R/multiRec.R
In multiRec: Analysis of Multi-Type Recurrent Events

Documented in multiRec

#' Fit the multi-type recurrent event model
#'
#' multi-type events, may be recurrent or terminating
#'
#' @param ... one or more models (see details)
#' @param data the dataset
#' @param na.action function, a function which indicates what should happen when
#'   the data contain NAs. The default is na.omit.
#' @param eventVar character, the name of the event variable in the data= dataset
#' @param startTimeVar character, the name of the variable that holds the start
#'   time of each interval in the data= dataset
#' @param stopTimeVar character, the name of the variable that holds the stop
#'   time of each interval in the data= dataset
#' @param idVar character, the name of the id variable which uniquely identifies
#'   individuals in the data= dataset
#' @param link the link used to model the hazard
#' @param maxit integer, the maximum number of iteration for the optimization
#'   method. Defaults to 500 for Nelder-Mead, 100 for all other methods.

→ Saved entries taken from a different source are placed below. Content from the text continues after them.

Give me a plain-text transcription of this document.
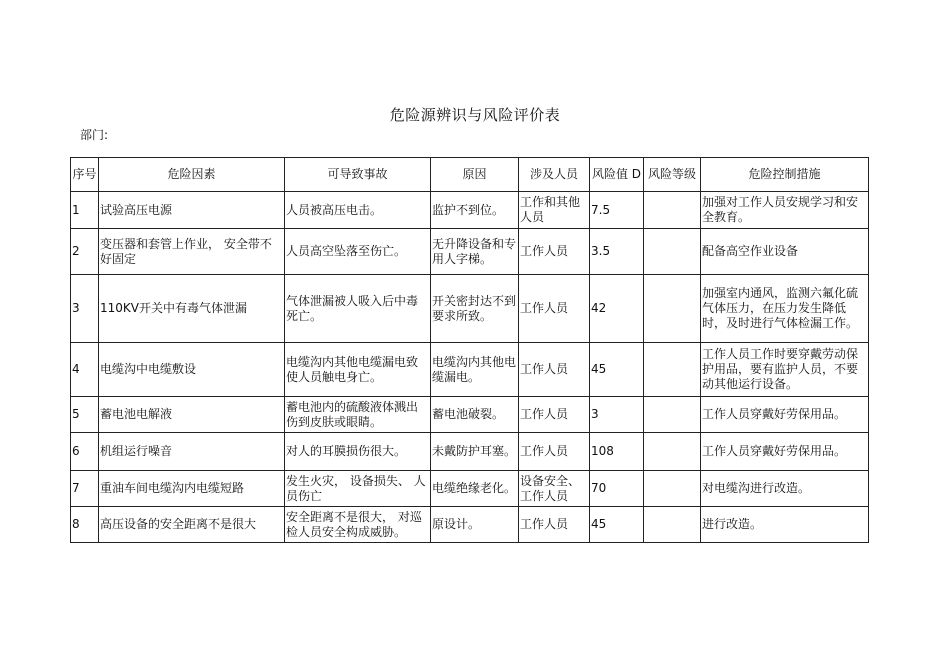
危险源辨识与风险评价表
部门:
序号	危险因素	可导致事故	原因	涉及人员	风险值 D	风险等级	危险控制措施
1	试验高压电源	人员被高压电击。	监护不到位。	工作和其他人员	7.5		加强对工作人员安规学习和安全教育。
2	变压器和套管上作业， 安全带不好固定	人员高空坠落至伤亡。	无升降设备和专用人字梯。	工作人员	3.5		配备高空作业设备
3	110KV开关中有毒气体泄漏	气体泄漏被人吸入后中毒死亡。	开关密封达不到要求所致。	工作人员	42		加强室内通风，监测六氟化硫气体压力，在压力发生降低时，及时进行气体检漏工作。
4	电缆沟中电缆敷设	电缆沟内其他电缆漏电致使人员触电身亡。	电缆沟内其他电缆漏电。	工作人员	45		工作人员工作时要穿戴劳动保护用品，要有监护人员，不要动其他运行设备。
5	蓄电池电解液	蓄电池内的硫酸液体溅出伤到皮肤或眼睛。	蓄电池破裂。	工作人员	3		工作人员穿戴好劳保用品。
6	机组运行噪音	对人的耳膜损伤很大。	未戴防护耳塞。	工作人员	108		工作人员穿戴好劳保用品。
7	重油车间电缆沟内电缆短路	发生火灾， 设备损失、 人员伤亡	电缆绝缘老化。	设备安全、工作人员	70		对电缆沟进行改造。
8	高压设备的安全距离不是很大	安全距离不是很大， 对巡检人员安全构成威胁。	原设计。	工作人员	45		进行改造。
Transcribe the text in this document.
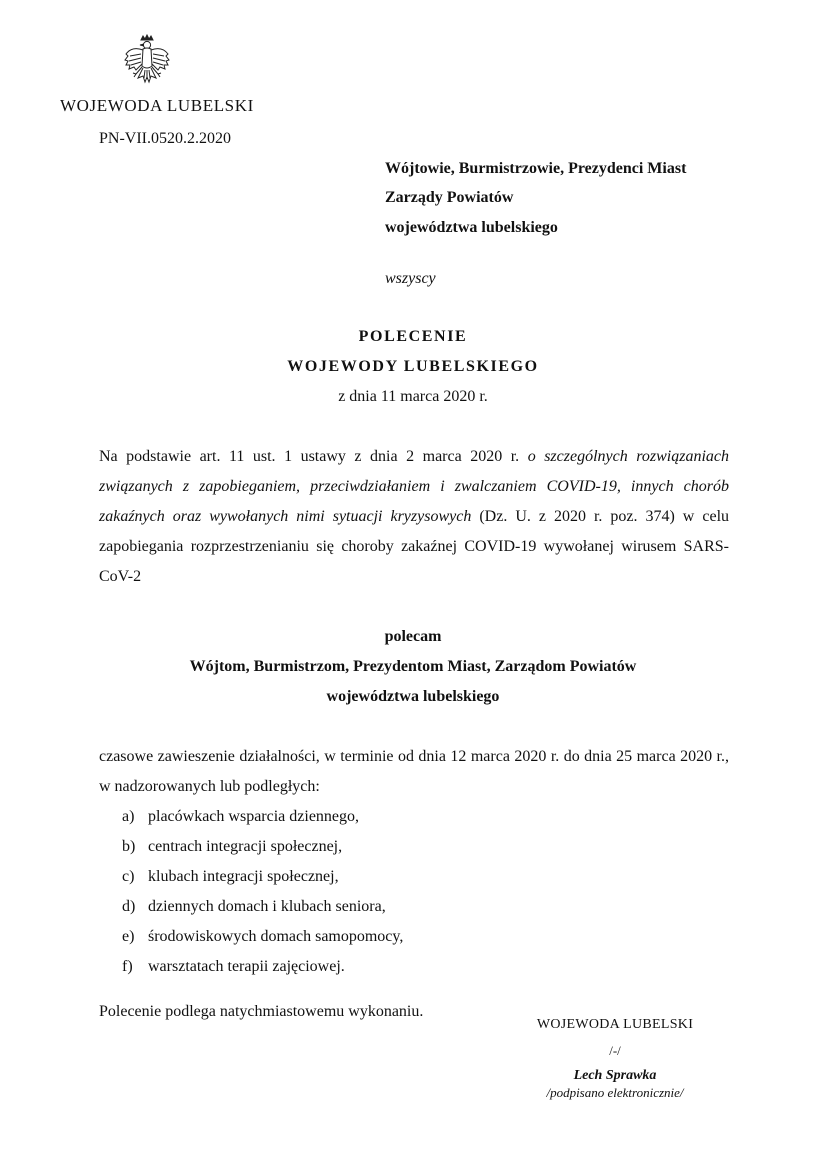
WOJEWODA LUBELSKI
PN-VII.0520.2.2020
Wójtowie, Burmistrzowie, Prezydenci Miast
Zarządy Powiatów
województwa lubelskiego
wszyscy
POLECENIE
WOJEWODY LUBELSKIEGO
z dnia 11 marca 2020 r.
Na podstawie art. 11 ust. 1 ustawy z dnia 2 marca 2020 r. o szczególnych rozwiązaniach związanych z zapobieganiem, przeciwdziałaniem i zwalczaniem COVID-19, innych chorób zakaźnych oraz wywołanych nimi sytuacji kryzysowych (Dz. U. z 2020 r. poz. 374) w celu zapobiegania rozprzestrzenianiu się choroby zakaźnej COVID-19 wywołanej wirusem SARS-CoV-2
polecam
Wójtom, Burmistrzom, Prezydentom Miast, Zarządom Powiatów
województwa lubelskiego
czasowe zawieszenie działalności, w terminie od dnia 12 marca 2020 r. do dnia 25 marca 2020 r., w nadzorowanych lub podległych:
a) placówkach wsparcia dziennego,
b) centrach integracji społecznej,
c) klubach integracji społecznej,
d) dziennych domach i klubach seniora,
e) środowiskowych domach samopomocy,
f) warsztatach terapii zajęciowej.
Polecenie podlega natychmiastowemu wykonaniu.
WOJEWODA LUBELSKI
/-/
Lech Sprawka
/podpisano elektronicznie/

#' @param noEvent character, the value(s) of the event variable that indicate
#'   that no event occurred in an interval
#' @param robust logical, if TRUE robust standard errors are used
#' @param method character, the optimization method see the optim function for
#'   details
#' @param method.seed numeric, the seed used
#' @param SANN.init integer, if this is greater than 0 it indicates the number
#'   of simulated annealing iterations used to refine the initial estimate of
#'   the parameters before calling the method specified in method=.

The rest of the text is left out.